CONCLUSIONS: This article advocates adopting SGLT2 inhibitors as the primary treatment choice for treating patients with newly diagnosed T2D in India.
摘要:
背景:钠-葡萄糖协同转运蛋白-2抑制剂(SGLT2i)已经使用了近十年,并且已被证明不仅在治疗2型糖尿病(T2D)方面有效,但是它们的心脏和肾脏保护功能使它们在管理具有多种合并症风险的患者方面非常有用。作者进行了这项系统评价,因为印度目前尚无证据研究SGLT2i作为印度新诊断为T2D患者的一线药物的适用性。
方法:首先,检索文献以确定在决定管理T2D的一线药物时被认为重要的特征。总共确定了5个主要主题-血糖控制,额外的血糖影响,抗高血糖联合治疗,安全,和成本效益。这些领域有更多的副标题,共鉴定出16个结构域。在这种情况下,二甲双胍是首选的一线药物,被认为是评估SGLT2i在这些领域的作用的黄金标准。对每个领域进行了系统的文献综述,以比较SGLT2i与新诊断为T2D的印度患者的金标准。证据被分级(证据水平(LoE)-A,B,andC),和推荐(推荐类别(CoR)-I,II,和III)由专家组按照方法中的定义进行分类。
结果:根据进行的系统评价,11个领域有A级证据,2个结构域(对脂质和肠道微生物组的影响)具有B级,和3个结构域具有C级(β细胞功能,肾脏保护,和血糖变异性)证据。根据证据和专家意见,作者推荐SGLT2i作为治疗新诊断的T2D患者的一线药物,其中13个领域为I类推荐,其余3个领域为II类(对脂质的影响,肠道微生物组,和β细胞功能)。尽管血糖变异性领域的证据水平较差(C级),根据他们的专家意见和共识,作者仍将此报告为I类建议.
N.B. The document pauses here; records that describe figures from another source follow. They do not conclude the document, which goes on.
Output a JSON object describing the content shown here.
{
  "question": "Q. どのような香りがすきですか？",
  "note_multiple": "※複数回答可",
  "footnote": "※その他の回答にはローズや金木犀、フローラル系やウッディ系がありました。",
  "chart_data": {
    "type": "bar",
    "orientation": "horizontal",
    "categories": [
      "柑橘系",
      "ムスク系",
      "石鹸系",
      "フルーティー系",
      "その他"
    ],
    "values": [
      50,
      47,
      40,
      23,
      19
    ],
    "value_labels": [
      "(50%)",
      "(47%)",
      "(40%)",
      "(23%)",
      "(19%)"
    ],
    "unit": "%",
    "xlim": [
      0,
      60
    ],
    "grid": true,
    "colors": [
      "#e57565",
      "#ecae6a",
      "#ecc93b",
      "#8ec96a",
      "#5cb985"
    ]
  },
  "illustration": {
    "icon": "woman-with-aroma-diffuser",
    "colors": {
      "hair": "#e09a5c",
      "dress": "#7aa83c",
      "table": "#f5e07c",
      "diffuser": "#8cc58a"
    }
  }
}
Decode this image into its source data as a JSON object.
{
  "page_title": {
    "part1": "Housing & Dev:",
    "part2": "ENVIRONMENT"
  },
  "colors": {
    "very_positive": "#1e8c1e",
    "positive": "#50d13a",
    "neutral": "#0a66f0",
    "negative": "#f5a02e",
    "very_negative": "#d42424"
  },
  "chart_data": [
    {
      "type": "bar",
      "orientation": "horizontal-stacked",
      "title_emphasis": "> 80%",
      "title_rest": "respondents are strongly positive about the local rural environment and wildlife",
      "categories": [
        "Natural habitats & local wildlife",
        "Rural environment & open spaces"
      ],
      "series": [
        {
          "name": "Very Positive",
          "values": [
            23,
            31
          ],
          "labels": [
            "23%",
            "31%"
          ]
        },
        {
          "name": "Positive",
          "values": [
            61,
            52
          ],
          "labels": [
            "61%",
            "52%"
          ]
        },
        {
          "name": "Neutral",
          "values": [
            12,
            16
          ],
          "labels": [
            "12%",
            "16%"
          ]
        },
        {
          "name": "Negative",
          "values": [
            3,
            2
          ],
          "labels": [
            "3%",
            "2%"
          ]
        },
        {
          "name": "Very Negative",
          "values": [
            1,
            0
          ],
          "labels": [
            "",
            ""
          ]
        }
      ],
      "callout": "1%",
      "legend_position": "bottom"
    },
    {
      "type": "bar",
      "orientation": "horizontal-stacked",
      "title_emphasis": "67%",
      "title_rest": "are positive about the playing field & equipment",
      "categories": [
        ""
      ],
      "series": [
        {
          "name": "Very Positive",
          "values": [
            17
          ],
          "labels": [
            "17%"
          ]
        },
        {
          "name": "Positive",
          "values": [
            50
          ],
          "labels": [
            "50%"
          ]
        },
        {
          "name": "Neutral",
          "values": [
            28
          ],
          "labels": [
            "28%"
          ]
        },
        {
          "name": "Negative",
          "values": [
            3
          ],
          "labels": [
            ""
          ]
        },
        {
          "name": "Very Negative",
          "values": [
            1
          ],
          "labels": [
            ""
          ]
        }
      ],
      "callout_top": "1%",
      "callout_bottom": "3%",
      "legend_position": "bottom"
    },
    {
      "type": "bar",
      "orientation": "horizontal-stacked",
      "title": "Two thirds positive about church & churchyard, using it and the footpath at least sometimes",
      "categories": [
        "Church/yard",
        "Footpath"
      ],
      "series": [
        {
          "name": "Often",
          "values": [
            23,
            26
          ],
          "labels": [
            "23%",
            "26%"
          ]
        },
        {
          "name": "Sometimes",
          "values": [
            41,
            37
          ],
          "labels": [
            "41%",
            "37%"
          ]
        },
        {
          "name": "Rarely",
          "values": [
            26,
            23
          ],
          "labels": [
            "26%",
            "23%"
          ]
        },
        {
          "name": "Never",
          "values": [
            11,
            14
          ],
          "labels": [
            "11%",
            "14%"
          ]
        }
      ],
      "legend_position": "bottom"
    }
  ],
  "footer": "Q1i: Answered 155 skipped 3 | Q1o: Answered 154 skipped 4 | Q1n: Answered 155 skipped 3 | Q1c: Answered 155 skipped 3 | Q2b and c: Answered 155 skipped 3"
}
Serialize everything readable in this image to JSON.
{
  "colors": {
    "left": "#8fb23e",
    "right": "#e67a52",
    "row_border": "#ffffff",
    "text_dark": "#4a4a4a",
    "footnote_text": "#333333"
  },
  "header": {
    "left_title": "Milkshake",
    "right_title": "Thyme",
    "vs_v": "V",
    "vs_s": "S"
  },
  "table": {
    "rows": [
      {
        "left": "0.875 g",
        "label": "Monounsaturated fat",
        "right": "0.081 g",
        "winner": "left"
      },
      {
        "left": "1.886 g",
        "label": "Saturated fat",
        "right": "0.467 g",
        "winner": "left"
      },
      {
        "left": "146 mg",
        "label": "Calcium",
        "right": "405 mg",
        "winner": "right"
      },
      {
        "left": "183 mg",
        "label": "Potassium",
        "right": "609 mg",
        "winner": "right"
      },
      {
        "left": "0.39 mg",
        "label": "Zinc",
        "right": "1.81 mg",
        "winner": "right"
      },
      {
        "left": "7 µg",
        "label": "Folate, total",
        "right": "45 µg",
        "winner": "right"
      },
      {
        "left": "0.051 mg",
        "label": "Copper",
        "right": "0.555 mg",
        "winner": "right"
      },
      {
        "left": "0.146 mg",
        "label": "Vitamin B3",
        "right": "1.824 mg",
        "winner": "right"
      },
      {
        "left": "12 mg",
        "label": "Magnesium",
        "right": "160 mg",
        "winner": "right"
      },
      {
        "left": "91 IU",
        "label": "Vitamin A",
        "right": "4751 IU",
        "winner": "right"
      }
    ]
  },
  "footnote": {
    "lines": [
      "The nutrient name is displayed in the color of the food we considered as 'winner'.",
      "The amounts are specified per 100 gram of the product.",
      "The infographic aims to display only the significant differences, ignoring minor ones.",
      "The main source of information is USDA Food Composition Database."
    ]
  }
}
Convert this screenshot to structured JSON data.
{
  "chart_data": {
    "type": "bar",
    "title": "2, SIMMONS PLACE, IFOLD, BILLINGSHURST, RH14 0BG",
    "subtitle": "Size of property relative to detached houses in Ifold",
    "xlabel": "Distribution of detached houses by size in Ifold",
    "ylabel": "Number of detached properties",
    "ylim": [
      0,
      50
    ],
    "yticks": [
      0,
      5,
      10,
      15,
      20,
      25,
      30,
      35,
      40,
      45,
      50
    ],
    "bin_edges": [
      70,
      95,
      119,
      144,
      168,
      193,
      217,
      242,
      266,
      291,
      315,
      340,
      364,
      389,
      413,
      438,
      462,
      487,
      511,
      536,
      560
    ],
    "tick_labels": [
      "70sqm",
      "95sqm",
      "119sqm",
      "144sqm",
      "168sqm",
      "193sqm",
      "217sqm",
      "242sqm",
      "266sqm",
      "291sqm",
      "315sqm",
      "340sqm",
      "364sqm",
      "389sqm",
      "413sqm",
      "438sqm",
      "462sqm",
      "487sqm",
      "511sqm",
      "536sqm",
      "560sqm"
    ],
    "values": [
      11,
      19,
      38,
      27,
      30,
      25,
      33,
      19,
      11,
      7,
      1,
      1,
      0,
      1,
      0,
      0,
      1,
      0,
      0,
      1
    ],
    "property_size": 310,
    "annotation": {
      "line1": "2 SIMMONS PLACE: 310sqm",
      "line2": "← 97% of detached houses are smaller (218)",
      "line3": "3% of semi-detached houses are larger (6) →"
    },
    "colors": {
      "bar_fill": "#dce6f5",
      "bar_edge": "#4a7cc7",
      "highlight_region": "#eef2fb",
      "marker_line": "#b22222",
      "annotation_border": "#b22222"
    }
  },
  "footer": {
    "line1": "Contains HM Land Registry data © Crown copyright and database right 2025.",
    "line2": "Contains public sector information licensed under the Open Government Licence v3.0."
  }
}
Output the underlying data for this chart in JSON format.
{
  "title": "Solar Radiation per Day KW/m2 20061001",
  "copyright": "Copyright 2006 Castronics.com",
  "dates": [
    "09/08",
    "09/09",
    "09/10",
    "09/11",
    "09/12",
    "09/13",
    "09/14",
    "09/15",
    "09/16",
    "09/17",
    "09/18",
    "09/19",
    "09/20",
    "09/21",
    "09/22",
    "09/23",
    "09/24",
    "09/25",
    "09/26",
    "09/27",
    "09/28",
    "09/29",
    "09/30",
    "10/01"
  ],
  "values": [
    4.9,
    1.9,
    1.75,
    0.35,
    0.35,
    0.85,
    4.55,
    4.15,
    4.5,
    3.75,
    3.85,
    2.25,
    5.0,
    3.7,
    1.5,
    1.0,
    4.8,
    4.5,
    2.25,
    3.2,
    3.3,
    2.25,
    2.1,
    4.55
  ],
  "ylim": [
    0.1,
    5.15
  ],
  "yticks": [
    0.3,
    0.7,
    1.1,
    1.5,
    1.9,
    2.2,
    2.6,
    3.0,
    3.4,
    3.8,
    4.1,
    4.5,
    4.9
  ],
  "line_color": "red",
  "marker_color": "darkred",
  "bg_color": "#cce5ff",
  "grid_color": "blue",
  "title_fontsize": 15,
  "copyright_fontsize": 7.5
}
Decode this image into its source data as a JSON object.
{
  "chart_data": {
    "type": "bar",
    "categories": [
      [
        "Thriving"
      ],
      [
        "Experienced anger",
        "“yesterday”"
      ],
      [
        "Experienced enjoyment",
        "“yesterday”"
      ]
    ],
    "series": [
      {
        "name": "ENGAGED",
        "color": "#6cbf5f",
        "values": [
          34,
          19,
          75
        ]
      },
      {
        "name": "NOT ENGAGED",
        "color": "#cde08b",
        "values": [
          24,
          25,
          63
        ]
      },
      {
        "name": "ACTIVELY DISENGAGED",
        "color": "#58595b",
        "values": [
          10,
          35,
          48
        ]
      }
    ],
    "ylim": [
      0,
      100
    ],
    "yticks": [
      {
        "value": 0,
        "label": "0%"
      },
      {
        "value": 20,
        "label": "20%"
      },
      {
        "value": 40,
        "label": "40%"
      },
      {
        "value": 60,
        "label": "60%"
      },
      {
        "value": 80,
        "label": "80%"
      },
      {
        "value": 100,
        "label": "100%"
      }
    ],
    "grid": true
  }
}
结论:本文主张采用SGLT2抑制剂作为印度新诊断的T2D患者的主要治疗选择。
方法:首先,检索文献以确定在决定管理T2D的一线药物时被认为重要的特征。总共确定了5个主要主题-血糖控制,额外的血糖影响,抗高血糖联合治疗,安全,和成本效益。这些领域有更多的副标题,共鉴定出16个结构域。在这种情况下,二甲双胍是首选的一线药物,被认为是评估SGLT2i在这些领域的作用的黄金标准。对每个领域进行了系统的文献综述,以比较SGLT2i与新诊断为T2D的印度患者的金标准。证据被分级(证据水平(LoE)-A,B,andC),和推荐(推荐类别(CoR)-I,II,和III)由专家组按照方法中的定义进行分类。
结果:根据进行的系统评价,11个领域有A级证据,2个结构域(对脂质和肠道微生物组的影响)具有B级,和3个结构域具有C级(β细胞功能,肾脏保护,和血糖变异性)证据。根据证据和专家意见,作者推荐SGLT2i作为治疗新诊断的T2D患者的一线药物,其中13个领域为I类推荐,其余3个领域为II类(对脂质的影响,肠道微生物组,和β细胞功能)。尽管血糖变异性领域的证据水平较差(C级),根据他们的专家意见和共识,作者仍将此报告为I类建议.
结论:本文主张采用SGLT2抑制剂作为印度新诊断的T2D患者的主要治疗选择。